One day an acquaintance ran up to him excitedly and said, "Socrates, do you know what I just heard about Diogenes?"

"Wait a moment," Socrates replied, "Before you tell me I'd like you to pass a little test. It's called the Triple Filter Test." "Triple filter?" asked the acquaintance.

"That's right," Socrates continued, "before you talk to me about Diogenes let's take a moment to filter what you're going to say. The first filter is Truth. Have you made absolutely sure that what you are about to tell me is true?"

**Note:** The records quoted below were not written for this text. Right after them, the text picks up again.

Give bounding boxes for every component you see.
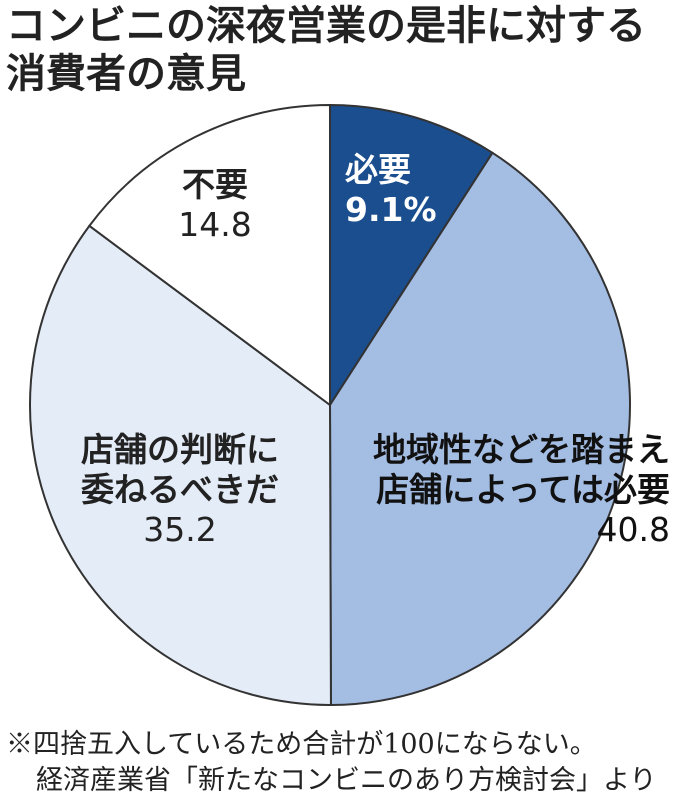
pie-slice bbox=[329, 103, 494, 409]
slice-label: 必要 bbox=[345, 150, 411, 189]
slice-label: 店舗の判断に 委ねるべきだ bbox=[81, 430, 279, 509]
value-label: 35.2 bbox=[143, 510, 217, 549]
pie-slice bbox=[87, 103, 331, 407]
slice-label: 不要 bbox=[182, 165, 248, 204]
value-label: 14.8 bbox=[178, 205, 252, 244]
value-label: 9.1% bbox=[345, 190, 437, 229]
pie-slice bbox=[29, 224, 332, 707]
chart-title: コンビニの深夜営業の是非に対する消費者の意見 bbox=[6, 3, 646, 97]
value-label: 40.8 bbox=[596, 510, 670, 549]
source: 経済産業省「新たなコンビニのあり方検討会」より bbox=[36, 765, 657, 796]
footnote: ※四捨五入しているため合計が100にならない。 bbox=[6, 729, 597, 760]
pie-slice bbox=[328, 151, 632, 707]
slice-label: 地域性などを踏まえ 店舗によっては必要 bbox=[373, 430, 670, 509]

"No," the man said, "Actually I just heard about it."

"All right," said Socrates, "So you don't really know if it's true or not. Now let's try the second filter, the filter of Goodness. Is what you are about to tell me about Diogenes something good?"

"No, on the contrary..."

"So," Socrates continued, "You want to tell me something about Diogenes that may be bad, even though you're not certain it's true?"

The man shrugged, a little embarrassed. Socrates continued, "You may still pass the test though, because there is a third filter, the filter of Usefulness. Is what you want to tell me about Diogenes going to be useful to me?"

"No, not really."

"Well," concluded Socrates, "if what you want to tell me is neither True nor Good nor even Useful, why tell it to me or anyone at all?" The man was bewildered and ashamed. This is an example of why Socrates was a great philosopher and held in such high esteem.



It also explains why Socrates never found out that Diogenes was shagging his wife.